Une réponse à un besoin criant

J'ai recruté plus de 30 candidats infirmiers. Cette initiative de formation a peu à peu évolué pour devenir l'Edna Adan University, et compte désormais plus de 1 000 étudiants qui suivent des cours en soins infirmiers, maïeutique, médecine, anesthésiologie, pharmacologie, techniques de laboratoire, techniques dentaires et santé publique. Notre hôpital a permis la naissance en toute sécurité de 22 000 bébés, ce qui se traduit par des taux de survie du nourrisson et de la mère 75 % supérieurs à la moyenne nationale. Nous sommes en outre pionniers dans le domaine de spécialité de réparation des fistules obstétricales. Nous traitons tous les patients qui viennent à nous ; des patients que personne d'autre ne veut soigner car ils sont trop pauvres, que leur cas est trop compliqué ou parce que ce sont des réfugiés du Yemen ou d'Éthiopie.
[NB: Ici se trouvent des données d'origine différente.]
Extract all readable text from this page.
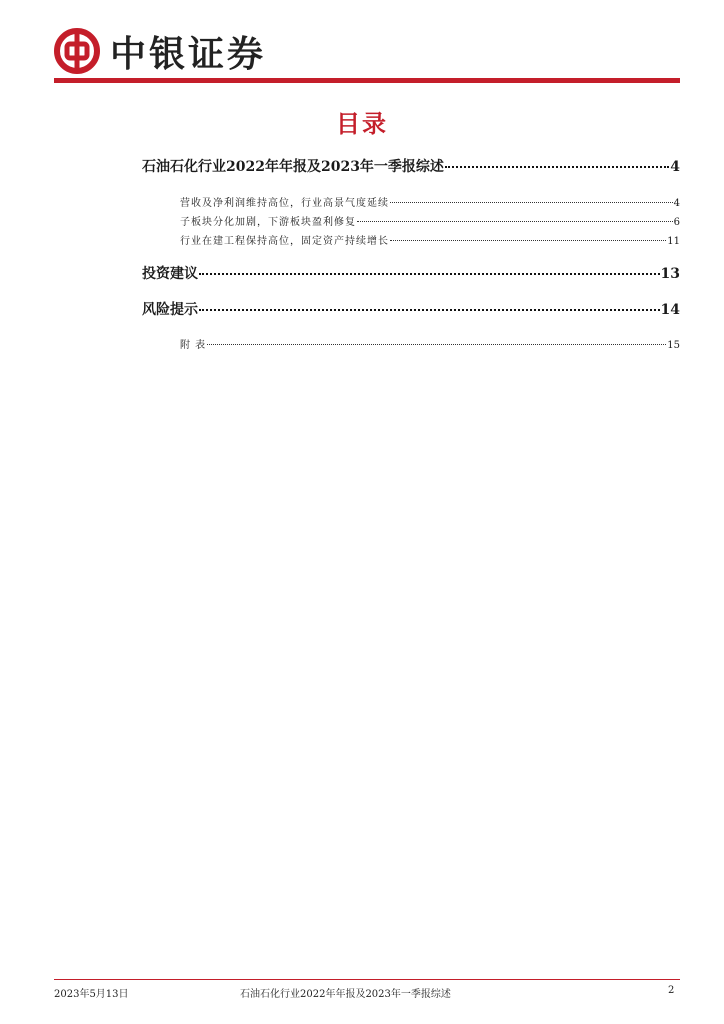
中银证券
目录
石油石化行业2022年年报及2023年一季报综述	4
营收及净利润维持高位，行业高景气度延续	4
子板块分化加剧，下游板块盈利修复	6
行业在建工程保持高位，固定资产持续增长	11
投资建议	13
风险提示	14
附 表	15
2023年5月13日	石油石化行业2022年年报及2023年一季报综述	2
Au Somaliland, les femmes qui vivent une grossesse normale ne se rendent pas à l'hôpital. Ainsi, si une patiente fait le déplacement jusqu'à nous, c'est souvent que quelque chose ne va pas. Ces femmes n'ont jamais subi d'examen prénatal et n'ont jamais mis les pieds dans un hôpital de leur vie. Elles n'ont nulle part d'autre où se rendre, ni les moyens financiers de payer pour des soins essentiels dont elles et leurs futurs enfants ont besoin.

L'échographie, une véritable révolution

Huit ans plus tôt, une équipe d'experts en échographie nous a rendu visite à l'hôpital et a formé nos médecins et sages-femmes à la réalisation d'examens échographiques à l'aide de deux appareils Fujifilm Sonosite. Après nous avoir accompagnés pour perfectionner notre technique sur plus de 100 patients, l'équipe nous a gracieusement fait don des deux échographes. Ces appareils se montrent très résistants face au contexte éprouvant dans lequel nous évoluons. Nous sommes désormais tellement habitués à nous servir des renseignements vitaux obtenus grâce aux examens échographiques que nous faisons tout notre possible pour acquérir des échographes reconditionnés supplémentaires. Tous nos médecins sont formés à l'utilisation de l'échographie, et la majorité des maïeuticiens expérimentés de notre clinique prénatale sont capables de visualiser l'utérus, trouver les insertions placentaires, identifier la période de gestation et évaluer le rythme cardiaque du fœtus.

L'échographie nous est d'une véritable utilité. Par exemple, nous avons pu identifier une grossesse triple, et nous pouvons repérer des cas de placenta praevia au cours d'une consultation prénatale et nous préparer en vue d'une césarienne, plutôt que d'attendre que la mère ne subisse une hémorragie. Il arrive que nous ayons affaire à un décollement placentaire sans raison apparente, et c'est l'échographie qui va nous permettre d'obtenir les informations dont nous avons besoin. Quand nous devons savoir si le bébé est en vie ou non et que nous ne parvenons pas à trouver un rythme cardiaque à l'aide d'un stéthoscope, c'est l'échographie qui nous vient en aide. Il est évident qu'utiliser l'échographie pour suivre des femmes enceintes permet de sauver des vies, existantes et futures.